Monday, March 24, 2008

More Regulators for Electricity Market? 

Filed As:  EnvironmentGeneral

The Maryland Public Policy Institute has been making news on one of those important yet seemingly esoteric issues: the means of pricing electricity.

In an editorial, the Baltimore Examiner says that a truly free market for electricity doesn't exist, for various technical and political reasons. Yet regulation isn't much help, either.

"As Peter Van Doren of the Cato Institute and University of Maryland Baltimore County professor Timothy Brennan said at a Maryland Public Policy Institute forum ..., no simple solutions exist to lowering electricity prices in either a regulated market or a partially deregulated market like Maryland." The editorial, which carries the headline "Give consumers control over their electric bills," calls for real-time metering and pricing as one option.

Another article, however, suggests that what Maryland needs is a return to a more aggressive regulatory stance.
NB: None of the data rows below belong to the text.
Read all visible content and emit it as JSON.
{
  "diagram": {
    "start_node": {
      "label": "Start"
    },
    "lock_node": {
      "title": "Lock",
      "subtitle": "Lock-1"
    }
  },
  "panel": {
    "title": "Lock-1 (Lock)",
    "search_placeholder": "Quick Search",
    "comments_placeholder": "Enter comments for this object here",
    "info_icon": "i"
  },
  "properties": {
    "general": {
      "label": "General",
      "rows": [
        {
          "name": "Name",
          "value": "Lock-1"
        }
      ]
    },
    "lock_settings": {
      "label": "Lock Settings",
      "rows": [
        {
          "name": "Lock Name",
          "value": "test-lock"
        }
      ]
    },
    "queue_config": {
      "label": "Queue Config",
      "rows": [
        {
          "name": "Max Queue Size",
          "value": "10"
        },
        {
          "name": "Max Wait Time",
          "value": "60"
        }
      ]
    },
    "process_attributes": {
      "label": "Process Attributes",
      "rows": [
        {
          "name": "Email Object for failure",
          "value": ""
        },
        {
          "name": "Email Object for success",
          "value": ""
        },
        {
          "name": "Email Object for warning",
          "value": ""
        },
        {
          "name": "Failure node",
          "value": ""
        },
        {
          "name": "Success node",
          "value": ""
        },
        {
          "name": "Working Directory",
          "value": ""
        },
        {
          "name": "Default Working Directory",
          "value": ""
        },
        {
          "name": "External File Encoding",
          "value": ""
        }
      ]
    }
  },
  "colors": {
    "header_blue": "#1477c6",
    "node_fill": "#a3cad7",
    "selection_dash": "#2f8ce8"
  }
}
It give the last word, literally if not figuratively, to MPPI president Chris Summers:

Christopher Summers, president of the conservative Maryland Public Policy Institute, said history is "littered with examples" of how state planning has failed. He said spending more money is not going to help.

"Whether you add the jobs [to a state regulatory agency] or not, it does nothing to change things," he said. "More regulation is not going to change things."